Calling the investigation 'harassment,' the manch was on the road for months after the incident, demanding a CBI inquiry. They issued threats and ultimatums to the then Mehbooba Mufti-led BJP-PDP J&K government and accused her of appeasing the Muslim nomadic tribe in the investigation.


Days ahead of the verdict, Sharma said the 'Hindus are scared in Kathua as they know innocent people are being implicated in false cases'.

When asked if the manch will return to the streets if the verdict is not in their favour, Sharma says, "I cannot comment on that now. But one thing I will say for sure: There is pent-up anger in people since the day this case came to light."

Its vice president Kant Kumar told The Quint the mood in Rasanna village, where most of the accused are from, is sombre. "We have no expectations at all from this verdict. After our demand of the CBI inquiry fell apart, we have nothing more to add. We have no faith in the crime branch's inquiry."

The Supreme Court intervened in the matter and moved the trial out of Jammu to Punjab’s Pathankot in May 2018. However, what is clear is that even if the court pronounces Sanji Ram and the others guilty, the Hindus of Rasanna are unlikely to accept the verdict.

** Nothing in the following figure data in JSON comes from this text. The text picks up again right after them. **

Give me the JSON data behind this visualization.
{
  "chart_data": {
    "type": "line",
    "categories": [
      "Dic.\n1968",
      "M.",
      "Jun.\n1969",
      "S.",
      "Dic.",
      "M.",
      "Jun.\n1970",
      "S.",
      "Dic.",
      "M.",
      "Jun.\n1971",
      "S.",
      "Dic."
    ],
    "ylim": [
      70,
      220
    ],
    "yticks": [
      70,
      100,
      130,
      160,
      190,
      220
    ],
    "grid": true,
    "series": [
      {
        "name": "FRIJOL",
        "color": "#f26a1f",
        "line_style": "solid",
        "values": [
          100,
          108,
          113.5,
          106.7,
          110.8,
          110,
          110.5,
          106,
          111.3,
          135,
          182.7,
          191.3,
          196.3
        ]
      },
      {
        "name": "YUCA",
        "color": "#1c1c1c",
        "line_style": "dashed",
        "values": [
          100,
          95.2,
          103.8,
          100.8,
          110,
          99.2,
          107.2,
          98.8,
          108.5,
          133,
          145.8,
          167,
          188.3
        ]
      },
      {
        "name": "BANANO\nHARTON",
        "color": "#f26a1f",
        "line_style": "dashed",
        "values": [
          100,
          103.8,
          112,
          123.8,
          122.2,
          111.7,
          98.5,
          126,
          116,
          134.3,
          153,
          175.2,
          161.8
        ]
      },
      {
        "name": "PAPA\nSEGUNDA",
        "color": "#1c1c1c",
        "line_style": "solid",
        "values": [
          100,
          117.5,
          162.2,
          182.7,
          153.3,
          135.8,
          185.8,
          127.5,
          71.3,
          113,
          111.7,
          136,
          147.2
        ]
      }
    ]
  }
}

It will only be a reaffirmation of their distrust in the crime branch and its investigation – which they have zero faith in. On the other hand, Aafreen's father is willing to forgo returning to his property adjacent to Rasanna village.

On one side, the Muslim nomads have pinned their hopes on the court. On the other hand, the Hindus believe the evidence upon which the court will adjudicate the case is tainted.

This case further polarised the Hindus and Muslims of Jammu and Kashmir in 2018. All eyes will be on 10 June to see how the communities will react to the verdict and which way it will go.